# Fixed JobQueue Implementation

Here's the corrected implementation with proper thread synchronization:

```python
import threading

class JobQueue:
    def __init__(self):
        self.jobs = {}
        self.results = {}
        self.lock = threading.Lock()

    def add_job(self, job_id, data):
        with self.lock:
            self.jobs[job_id] = data
            return job_id

    def process_job(self, job_id, processor):
        with self.lock:
            if job_id not in self.jobs:
                return False

            data = self.jobs[job_id]
            # Remove job from queue before processing to prevent concurrent access
            del self.jobs[job_id]

        # Process outside the lock to avoid blocking other operations
        result = processor(data)

        with self.lock:
            self.results[job_id] = result

        return True

    def get_result(self, job_id):
        with self.lock:
            return self.results.get(job_id)

    def get_job_count(self):
        with self.lock:
            return len(self.jobs)

    def clear(self):
        with self.lock:
            self.jobs.clear()
            self.results.clear()
```

## Key Fixes Applied

1. **Added a Lock**: Created a `threading.Lock()` in `__init__` to protect all shared state access.

2. **Atomic Operations**: All reads and writes to `self.jobs` and `self.results` are now protected by the lock using `with self.lock` context manager.

3. **Prevented Race Condition**: In `process_job`, the job is removed from `self.jobs` before processing (outside the lock), preventing other threads from accessing it during processing.

4. **Thread-Safe Result Storage**: The result is stored in `self.results` while holding the lock to ensure thread-safe writes.

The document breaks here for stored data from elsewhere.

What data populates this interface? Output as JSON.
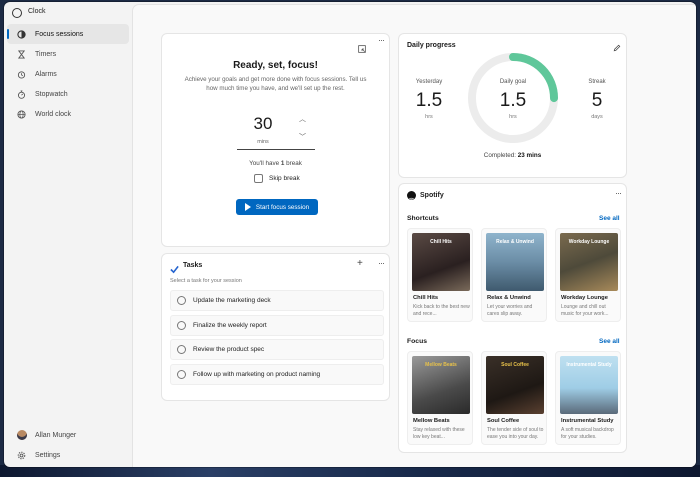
{
  "app": {
    "title": "Clock",
    "controls": {
      "minimize": "—",
      "maximize": "□",
      "close": "✕"
    }
  },
  "sidebar": {
    "items": [
      {
        "label": "Focus sessions",
        "icon": "focus-icon",
        "active": true
      },
      {
        "label": "Timers",
        "icon": "timer-icon"
      },
      {
        "label": "Alarms",
        "icon": "alarm-icon"
      },
      {
        "label": "Stopwatch",
        "icon": "stopwatch-icon"
      },
      {
        "label": "World clock",
        "icon": "globe-icon"
      }
    ],
    "user": "Allan Munger",
    "settings": "Settings"
  },
  "focus": {
    "heading": "Ready, set, focus!",
    "subtitle": "Achieve your goals and get more done with focus sessions. Tell us how much time you have, and we'll set up the rest.",
    "minutes_value": "30",
    "minutes_unit": "mins",
    "break_prefix": "You'll have ",
    "break_count": "1",
    "break_suffix": " break",
    "skip_break": "Skip break",
    "start_label": "Start focus session"
  },
  "tasks": {
    "title": "Tasks",
    "hint": "Select a task for your session",
    "items": [
      "Update the marketing deck",
      "Finalize the weekly report",
      "Review the product spec",
      "Follow up with marketing on product naming"
    ]
  },
  "daily_progress": {
    "title": "Daily progress",
    "yesterday": {
      "label": "Yesterday",
      "value": "1.5",
      "unit": "hrs"
    },
    "goal": {
      "label": "Daily goal",
      "value": "1.5",
      "unit": "hrs",
      "progress": 0.25
    },
    "streak": {
      "label": "Streak",
      "value": "5",
      "unit": "days"
    },
    "completed_label": "Completed: ",
    "completed_value": "23 mins",
    "accent": "#5fc79a"
  },
  "spotify": {
    "title": "Spotify",
    "shortcuts": {
      "title": "Shortcuts",
      "see_all": "See all",
      "albums": [
        {
          "art_text": "Chill Hits",
          "name": "Chill Hits",
          "desc": "Kick back to the best new and rece..."
        },
        {
          "art_text": "Relax & Unwind",
          "name": "Relax & Unwind",
          "desc": "Let your worries and cares slip away."
        },
        {
          "art_text": "Workday Lounge",
          "name": "Workday Lounge",
          "desc": "Lounge and chill out music for your work..."
        }
      ]
    },
    "focus": {
      "title": "Focus",
      "see_all": "See all",
      "albums": [
        {
          "art_text": "Mellow Beats",
          "name": "Mellow Beats",
          "desc": "Stay relaxed with these low key beat..."
        },
        {
          "art_text": "Soul Coffee",
          "name": "Soul Coffee",
          "desc": "The tender side of soul to ease you into your day."
        },
        {
          "art_text": "Instrumental Study",
          "name": "Instrumental Study",
          "desc": "A soft musical backdrop for your studies."
        }
      ]
    }
  }
}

5. **Additional Helper Methods**: Added `get_job_count()` and `clear()` for better queue management, both protected by the lock.

## Why This Works

- **Lock Acquisition**: The `with self.lock` statement ensures only one thread can execute the critical section at a time
- **Minimal Lock Duration**: Processing happens outside the lock to avoid blocking other operations
- **Atomic Check-and-Remove**: The job is removed before processing to prevent concurrent access
- **Thread-Safe Reads**: `get_result()` also uses the lock to prevent reading partial data

## Usage Example

```python
queue = JobQueue()
queue.add_job("job1", "data1")
queue.process_job("job1", lambda x: x.upper())
result = queue.get_result("job1")
print(result)  # Output: "DATA1"
```

This implementation ensures thread safety while maintaining good performance by minimizing the time threads spend holding the lock.